Ibrahim Al-Tartushi, a tenth-century Arab traveler and merchant visited the Norse town of Hedeby in 950AD. He wrote “there is also an artificial make-up for the eyes, when they use it beauty never fades, on the contrary it increases in men and women as well.” One might well question whether this liner might not have been used in the manner of a football player’s eye black to shield the eyes from the intense sun especially seeing that Hedeby was a coastal town and many of them spent time on the water. Ibrahim ibn Yacoub seems insistent on the idea that it was used for cosmetic purposes, leaving us with an image of tenth century Viking men à la Johnny Depp in Pirates of the Caribbean. They are depicted using kohl in this way in History Channel’s Vikings.

Constantinople had a very cosmopolitan environment, with people of many nations passing through and living there. Among those more exotic to the native Byzantines were the Varangians, people of Scandinavian or Scandinavian-descended Russian heritage. They brought many trade goods, including amber, honey and furs. According to The Russian Primary Chronicle, the Rus invaded Constantinople in 907 and as part of the payoff agreement, the use of the public baths was agreed upon.

The Norse made extensive use of saunas. Among the Rus, their bathhouses were called banyas. An Old East Slavic illuminated manuscript, the Radzivill Chronicle mentions the banya in the in the story of Princess Olga’s revenge for the murder of her husband, Prince Igor, by the Drevlians in 945 AD. When an emissary from the Drevlians came to Olga with an offer of marriage, “… Olga commanded that a bath should be made ready for them and said, ‘Wash yourselves and come to me.’ The bath-house was heated and the unsuspecting Drevlians entered and began to wash themselves. [Olga’s] men closed the bath-house behind them and Olga gave orders to set it on fire from the doors, so that the Drevlians were all burned to death” Incidentally, Olga was the grandmother of the Prince Vladimir who was given Basil II’s sister Ann in marriage in exchange for six thousand Varangian troops and a promise of conversion to Christianity.

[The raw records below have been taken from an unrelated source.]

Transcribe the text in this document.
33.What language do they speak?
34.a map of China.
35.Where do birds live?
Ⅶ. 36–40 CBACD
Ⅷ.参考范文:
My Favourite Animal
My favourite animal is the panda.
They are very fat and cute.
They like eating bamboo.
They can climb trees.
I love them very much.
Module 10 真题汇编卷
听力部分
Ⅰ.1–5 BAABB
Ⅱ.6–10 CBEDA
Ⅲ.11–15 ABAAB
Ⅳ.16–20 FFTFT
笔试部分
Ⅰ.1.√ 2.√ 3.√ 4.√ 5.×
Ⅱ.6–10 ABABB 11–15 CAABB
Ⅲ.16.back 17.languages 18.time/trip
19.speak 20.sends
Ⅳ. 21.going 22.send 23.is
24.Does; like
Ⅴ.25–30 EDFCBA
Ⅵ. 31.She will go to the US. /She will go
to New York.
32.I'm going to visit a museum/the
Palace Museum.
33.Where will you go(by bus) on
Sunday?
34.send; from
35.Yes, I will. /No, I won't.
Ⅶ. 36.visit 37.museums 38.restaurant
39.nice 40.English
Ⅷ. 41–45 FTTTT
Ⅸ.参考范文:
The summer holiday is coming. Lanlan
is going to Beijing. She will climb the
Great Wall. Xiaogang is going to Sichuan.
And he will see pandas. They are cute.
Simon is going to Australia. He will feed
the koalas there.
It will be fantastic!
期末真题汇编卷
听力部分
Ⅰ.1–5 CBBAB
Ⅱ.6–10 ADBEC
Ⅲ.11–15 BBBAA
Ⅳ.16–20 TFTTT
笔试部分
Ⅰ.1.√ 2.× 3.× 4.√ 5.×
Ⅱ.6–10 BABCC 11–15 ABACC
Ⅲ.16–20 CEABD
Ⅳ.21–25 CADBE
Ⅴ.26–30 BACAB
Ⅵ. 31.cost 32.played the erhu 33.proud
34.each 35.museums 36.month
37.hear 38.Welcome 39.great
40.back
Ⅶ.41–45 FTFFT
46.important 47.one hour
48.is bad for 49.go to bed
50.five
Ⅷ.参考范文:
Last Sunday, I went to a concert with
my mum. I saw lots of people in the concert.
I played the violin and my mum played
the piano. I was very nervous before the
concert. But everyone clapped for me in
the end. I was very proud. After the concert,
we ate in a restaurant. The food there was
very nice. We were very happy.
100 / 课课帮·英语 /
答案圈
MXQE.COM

While the Varangian inhabitants of Constantinople and indeed most of the common native people as well, were unlikely to make use of the extensive cosmetics that highborn women such as Theophana would use, cleanliness was nevertheless highly valued, weakening the popular image of the medieval Scandinavian as dirty and unwashed.

The Abbot of St. Albans write with no little chagrin of the Danes who settled in England that “thanks to their habit of combing their hair every day, of bathing every Saturday and regularly changing their clothes, were able to undermine the virtue of married women and even seduce the daughters of nobles to be their mistresses.” Apparently even Anglo-Saxon women were crazy about a sharp dressed (Danish) man.

In The Serpentine Key, Freydis washes her hair in water scented with lavender flowers and this is a scent that Sven always associates with her:

Freydis placed the basket she had been carrying on the table. It was filled with meadow rue. There was almost little enough room for them both in the small space and she pushed past him, her hair smelling of lavender. If he had not known better, he might have thought he had never left Rodnya. A feeling like longing overcame him, drowning his senses in memories, threatening to make him forget why he was here.

Then as now, cleanliness was appreciated and enjoyed and we see that those who came before us, were perhaps not as smelly as we may have supposed.